320 Pretransplant Psychiatric Evaluations - a Survey of NMDP Programs

Track: Contributed Abstracts
Wednesday, February 13, 2013, 6:45 PM-7:45 PM
Hall 1 (Salt Palace Convention Center)
Amir Steinberg, MD , Medicine, Mount Sinai Hospital, New York, NY
Imelda De la Vega-Diaz , Mount Sinai Hospital
Ina Florez , Mount Sinai Hospital
Elaine Gorman , Mount Sinai Hospital
Carroll Hayek , Bone Marrow Transplant, Mount Sinai Medical Center, New York, NY
Phyllis Kaskel , Mount Sinai Hospital
Sara Kim, PharmD, BCOP , Pharmacy, The Mount Sinai Medical Center, New York, NY
Ayelet Nelson , Mount Sinai Hospital
Monank Patel , Mount Sinai Hospital
Ginny Ross , Mt. Sinai Medical Center, New York, NY
Alex Rothwell , Mount Sinai Hospital
Patricia Saunders , Mount Sinai Hospital
Sharon Tindle , Mount Sinai Hospital
Luis Isola, MD , Mount Sinai Medical Center, New York, NY
Background:

Hematopoietic stem cell transplantation (HCT) is a procedure that can inflict significant physical and emotional stress on patients.
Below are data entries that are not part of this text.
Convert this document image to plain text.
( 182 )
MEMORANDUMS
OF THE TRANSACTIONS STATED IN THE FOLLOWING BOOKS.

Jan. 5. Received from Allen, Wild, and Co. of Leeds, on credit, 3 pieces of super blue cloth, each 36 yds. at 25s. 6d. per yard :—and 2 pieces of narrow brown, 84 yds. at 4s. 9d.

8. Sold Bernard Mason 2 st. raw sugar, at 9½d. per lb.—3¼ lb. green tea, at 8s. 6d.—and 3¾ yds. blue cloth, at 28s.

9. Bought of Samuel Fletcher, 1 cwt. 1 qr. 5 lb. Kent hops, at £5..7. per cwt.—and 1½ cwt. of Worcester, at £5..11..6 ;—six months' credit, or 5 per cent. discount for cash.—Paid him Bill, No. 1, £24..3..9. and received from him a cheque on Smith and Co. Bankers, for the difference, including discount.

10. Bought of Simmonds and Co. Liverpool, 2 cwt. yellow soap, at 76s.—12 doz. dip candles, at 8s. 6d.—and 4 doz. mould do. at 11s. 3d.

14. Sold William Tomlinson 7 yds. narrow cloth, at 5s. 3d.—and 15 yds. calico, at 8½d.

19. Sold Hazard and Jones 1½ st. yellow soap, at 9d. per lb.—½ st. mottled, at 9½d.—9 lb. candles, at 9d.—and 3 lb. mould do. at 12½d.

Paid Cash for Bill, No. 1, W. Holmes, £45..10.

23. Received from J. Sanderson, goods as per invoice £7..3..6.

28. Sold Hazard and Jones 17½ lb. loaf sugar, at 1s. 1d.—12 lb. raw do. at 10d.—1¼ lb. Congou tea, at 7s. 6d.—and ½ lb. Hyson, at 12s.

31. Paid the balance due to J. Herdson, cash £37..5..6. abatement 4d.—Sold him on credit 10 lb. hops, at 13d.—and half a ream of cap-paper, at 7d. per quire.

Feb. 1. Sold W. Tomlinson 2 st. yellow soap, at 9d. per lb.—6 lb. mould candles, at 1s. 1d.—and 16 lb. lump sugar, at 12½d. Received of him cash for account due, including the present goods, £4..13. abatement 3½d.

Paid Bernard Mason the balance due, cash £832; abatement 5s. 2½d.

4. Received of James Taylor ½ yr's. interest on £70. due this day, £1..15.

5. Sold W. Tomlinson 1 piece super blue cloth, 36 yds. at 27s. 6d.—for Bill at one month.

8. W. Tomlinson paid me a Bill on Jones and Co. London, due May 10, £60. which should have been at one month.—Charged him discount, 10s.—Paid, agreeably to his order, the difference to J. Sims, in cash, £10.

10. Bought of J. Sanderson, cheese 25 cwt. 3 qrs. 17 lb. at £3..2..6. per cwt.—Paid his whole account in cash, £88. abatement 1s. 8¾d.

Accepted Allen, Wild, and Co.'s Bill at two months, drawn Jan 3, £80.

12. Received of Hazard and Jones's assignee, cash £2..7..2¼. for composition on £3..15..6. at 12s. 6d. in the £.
In particular, the emotional stress may often lead to severe psychiatric debility, which may affect nutrition and physical activity, and may lead to lack of compliance with follow up and medications for GVHD and infection prophylaxis.  At a minimum FACT requires “the Clinical Program shall have access to certified or trained consulting specialists and/or specialist groups from key disciplines who are capable of assisting in the management of patients requiring medical care, including but not limited to Psychiatry. ” Currently our patients may sometimes be evaluated by social work but there is no required psychiatric referral. Referrals/consults are often made if psychiatric issues develop. We wanted to determine what the practice is at other transplant centers. Via QA analysis, our program investigated whether we should institute a requirement for a preBMT psychiatric consultation.

Methods:

NMDP lists 154 programs on its website. 13 programs are non-NMDP programs. Programs were emailed asking if the program required patients see a psychiatrist for evaluation prior to transplant and to reply either “Yes” or “No.”. Not every program had email information provided. Some were called.

Results:

Responses were obtained for 89 of 154 total programs and 2 of 13 non-NMDP programs. 27 NMDP programs require a psychiatrist/ologist to see patients prior to transplant.  7 such programs are for children.  19 NMDP programs indicate they do not require a psychiatric evaluation.  19 NMDP programs indicate patients are seen by social work who then determines if a psychiatric evaluation is needed (gatekeeper). 12 NMDP programs indicate that patients are seen by social work but did not indicate whether social work was a ”gatekeeper.” 2 NMDP programs attempted pre-BMT visits with psychiatry/ology but without requirement. 6 programs indicate psychologic support for patients who need intervention or insurance required. 2 programs indicate social work or psychiatry evaluate patients. 2 of 13 programs listed as non-NMDP programs responded. 2 NMDP programs said they were looking into mandatory pre-BMT psychiatric evaluations.

Conclusion:

A high proportion of programs require pre-BMT psychiatric evaluations.  Stress from transplant and resultant psychiatric manifestations may lead to poor patient compliance for follow up, failure to take medications properly, and, rarely, substance abuse. What do other programs do and require? To increase the yield of responses we made this a simple “yes” or “no” questionnaire yet additional information was usually offered. Many programs declared their interest in the results of this survey. We will follow up with programs that did require a psychiatric evaluation preBMT to determine if this has made a qualitative difference in patient care.